The example is split into 2 Parts:
Part 1 must be completed first to create a file,
SNPs_cleaned.csv, that has been completely prepared for
analysis.
Now in Part 2, you will analyze the data with PCA. The steps here will be:
scale())prcomp())screeplot())vegan::scores())In the code below all code is provided. Your tasks will be to do 4 things:
Load the vcfR package with library()
library(vcfR) # KEY
##
## ***** *** vcfR *** *****
## This is vcfR 1.13.0
## browseVignettes('vcfR') # Documentation
## citation('vcfR') # Citation
## ***** ***** ***** *****
library(vegan)
## Loading required package: permute
## Loading required package: lattice
## This is vegan 2.6-4
library(ggplot2)
library(ggpubr)
Set the working directory
getwd()
## [1] "/Users/ethanfrank/Desktop/R"
Load the data
SNPs_cleaned <- read.csv(file = "SNPs_cleaned.csv")
warning("If this didn't work, its may be because you didn't set your working directory.")
## Warning: If this didn't work, its may be because you didn't set your working
## directory.
Centers and scales the values in SNPs_cleaned and stores into SNPs_scaled object.
SNPs_scaled <- scale(SNPs_cleaned)
Run PCA on SNPs_scaled with prcomp() and store into pca_scaled object.
pca_scaled <- prcomp(SNPs_scaled)
Creates scree plot with scaled PCA data from pca_scaled.
screeplot(pca_scaled,
ylab = "Relative importance",
main = "pca_scaled Screeplot")
We can see that PC1 is of the most importance in the screeplot.
Take summary of pca_scaled to produce result summaries of the results of various model fitting functions and store them into summary_out_scaled. Create function called PCA_variation which takes a PCA summary argument that returns var_explained. Run PCA_variation on summary_out_scaled with 10 PCs and store in var_out object. Store number of columns from SNPS_scaled into N_columns object. Create barplot with var_out. Add abline at 1/N_columns*100.
summary_out_scaled <- summary(pca_scaled)
PCA_variation <- function(pca_summary, PCs = 2){
var_explained <- pca_summary$importance[2,1:PCs]*100
var_explained <- round(var_explained,1)
return(var_explained)
}
var_out <- PCA_variation(summary_out_scaled,PCs = 10)
N_columns <- ncol(SNPs_scaled)
barplot(var_out,
main = "Percent variation Scree plot",
ylab = "Percent variation explained")
abline(h = 1/N_columns*100, col = 2, lwd = 2)
There is a lot of percent variation on PC1 compared to other PCs
Creates a biplot using data from pca_scaled.
biplot(pca_scaled)
There is little to no variation in every other PC other than PC1 so biplot will be very clumped together.

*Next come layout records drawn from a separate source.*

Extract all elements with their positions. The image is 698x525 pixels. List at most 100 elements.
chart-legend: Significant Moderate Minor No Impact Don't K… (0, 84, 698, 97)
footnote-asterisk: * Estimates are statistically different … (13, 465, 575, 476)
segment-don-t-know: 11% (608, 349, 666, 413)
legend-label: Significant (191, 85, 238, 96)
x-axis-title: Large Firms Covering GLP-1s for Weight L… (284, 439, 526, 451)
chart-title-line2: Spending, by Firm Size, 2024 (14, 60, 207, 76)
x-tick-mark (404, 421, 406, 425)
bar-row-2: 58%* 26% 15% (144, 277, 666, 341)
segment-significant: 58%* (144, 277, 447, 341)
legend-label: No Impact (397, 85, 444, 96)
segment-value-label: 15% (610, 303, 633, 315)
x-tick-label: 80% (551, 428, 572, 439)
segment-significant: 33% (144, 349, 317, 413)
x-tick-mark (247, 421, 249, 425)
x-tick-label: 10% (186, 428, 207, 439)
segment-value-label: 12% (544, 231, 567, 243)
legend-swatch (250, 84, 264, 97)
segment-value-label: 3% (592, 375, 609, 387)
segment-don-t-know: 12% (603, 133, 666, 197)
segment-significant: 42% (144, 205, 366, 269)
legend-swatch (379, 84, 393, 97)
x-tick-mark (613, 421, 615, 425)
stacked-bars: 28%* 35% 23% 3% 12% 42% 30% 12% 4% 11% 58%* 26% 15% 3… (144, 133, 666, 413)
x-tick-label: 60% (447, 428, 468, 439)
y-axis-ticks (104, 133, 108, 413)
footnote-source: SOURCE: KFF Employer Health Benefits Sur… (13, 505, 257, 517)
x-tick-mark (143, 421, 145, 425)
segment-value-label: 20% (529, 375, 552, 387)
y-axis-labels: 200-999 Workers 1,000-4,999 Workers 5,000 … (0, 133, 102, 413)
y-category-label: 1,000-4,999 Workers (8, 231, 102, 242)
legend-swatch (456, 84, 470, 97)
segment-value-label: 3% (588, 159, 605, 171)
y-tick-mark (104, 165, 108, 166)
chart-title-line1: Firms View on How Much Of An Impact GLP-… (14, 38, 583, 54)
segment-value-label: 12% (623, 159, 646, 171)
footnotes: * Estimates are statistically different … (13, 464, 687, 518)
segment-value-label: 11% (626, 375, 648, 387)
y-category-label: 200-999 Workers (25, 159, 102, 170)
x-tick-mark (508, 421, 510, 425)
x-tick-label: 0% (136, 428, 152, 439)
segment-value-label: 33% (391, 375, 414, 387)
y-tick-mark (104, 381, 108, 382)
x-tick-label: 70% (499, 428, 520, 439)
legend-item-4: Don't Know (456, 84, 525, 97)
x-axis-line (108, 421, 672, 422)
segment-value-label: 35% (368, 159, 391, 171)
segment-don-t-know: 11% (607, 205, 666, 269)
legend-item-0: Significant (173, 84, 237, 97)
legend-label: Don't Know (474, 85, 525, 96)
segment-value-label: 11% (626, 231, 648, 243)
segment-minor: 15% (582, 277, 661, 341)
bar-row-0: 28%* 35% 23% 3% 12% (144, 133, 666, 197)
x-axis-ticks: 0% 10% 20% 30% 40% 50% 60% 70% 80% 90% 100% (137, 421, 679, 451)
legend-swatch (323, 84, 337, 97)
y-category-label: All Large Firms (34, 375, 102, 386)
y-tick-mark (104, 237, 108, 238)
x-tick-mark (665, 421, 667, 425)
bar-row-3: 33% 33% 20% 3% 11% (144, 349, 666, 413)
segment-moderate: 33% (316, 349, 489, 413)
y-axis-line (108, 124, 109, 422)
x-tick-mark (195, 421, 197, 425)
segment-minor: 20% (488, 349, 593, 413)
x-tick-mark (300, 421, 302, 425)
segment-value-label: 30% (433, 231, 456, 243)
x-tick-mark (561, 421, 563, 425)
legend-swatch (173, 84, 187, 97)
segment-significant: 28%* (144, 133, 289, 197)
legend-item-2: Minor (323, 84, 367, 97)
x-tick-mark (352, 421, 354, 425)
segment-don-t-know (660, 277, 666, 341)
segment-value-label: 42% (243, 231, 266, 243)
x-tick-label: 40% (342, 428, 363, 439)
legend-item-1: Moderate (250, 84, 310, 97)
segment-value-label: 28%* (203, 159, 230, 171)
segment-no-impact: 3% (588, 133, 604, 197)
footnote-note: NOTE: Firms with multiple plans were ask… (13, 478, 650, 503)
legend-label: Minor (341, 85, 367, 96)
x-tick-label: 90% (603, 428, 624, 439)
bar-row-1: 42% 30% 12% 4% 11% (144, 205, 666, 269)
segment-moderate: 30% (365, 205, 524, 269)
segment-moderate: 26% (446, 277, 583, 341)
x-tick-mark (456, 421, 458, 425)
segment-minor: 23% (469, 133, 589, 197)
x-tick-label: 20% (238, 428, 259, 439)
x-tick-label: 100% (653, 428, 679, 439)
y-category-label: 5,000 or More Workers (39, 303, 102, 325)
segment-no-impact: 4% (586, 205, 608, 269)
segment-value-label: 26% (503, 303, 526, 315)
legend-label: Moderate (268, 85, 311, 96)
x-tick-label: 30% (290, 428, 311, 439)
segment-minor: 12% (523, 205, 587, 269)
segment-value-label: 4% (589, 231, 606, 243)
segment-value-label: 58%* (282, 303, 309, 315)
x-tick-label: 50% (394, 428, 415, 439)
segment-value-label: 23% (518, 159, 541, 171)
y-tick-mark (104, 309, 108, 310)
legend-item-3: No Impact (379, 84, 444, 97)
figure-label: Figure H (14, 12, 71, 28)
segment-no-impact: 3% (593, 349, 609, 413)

Extracts scores from pca_scaled using vegan package and stores them in a matrix object called pca_scores.
pca_scores <- vegan::scores(pca_scaled)
Create a vector with all population ids and store in pop_id object.
pop_id <- c("Nel","Nel","Nel","Nel","Nel","Nel","Nel","Nel",
"Nel", "Nel", "Nel", "Nel", "Nel", "Nel", "Nel", "Alt",
"Alt", "Alt", "Alt", "Alt", "Alt", "Alt", "Alt", "Alt",
"Alt", "Alt", "Alt", "Alt", "Alt", "Alt", "Sub", "Sub",
"Sub", "Sub", "Sub", "Sub", "Sub", "Sub", "Sub", "Sub",
"Sub", "Cau", "Cau", "Cau", "Cau", "Cau", "Cau", "Cau",
"Cau", "Cau", "Cau", "Cau", "Cau", "Div", "Div", "Div",
"Div", "Div", "Div", "Div", "Div", "Div", "Div", "Div",
"Div", "Div", "Div", "Div")
Create dataframe object using pop_id names and pca_scores matrix.
pca_scores2 <- data.frame(pop_id,
pca_scores)
Creates scatter plot using pca_scores2 with PC1 and PC2.
TODO: UPDATE X and Y AXES WITH AMOUNT OF VARIATION EXPLAINED
ggpubr::ggscatter(data = pca_scores2,
y = "PC2",
x = "PC1",
color = "pop_id",
shape = "pop_id",
xlab = "PC1 (10% variation)",
ylab = "PC2 (10% variation)",
main = "pca_scores2 scatterplot variation")
Cau and Div have much more variation in PC1 compared to every other population id. There is little to no variation with PC2 between Cau and Div while other population ids span across PC2.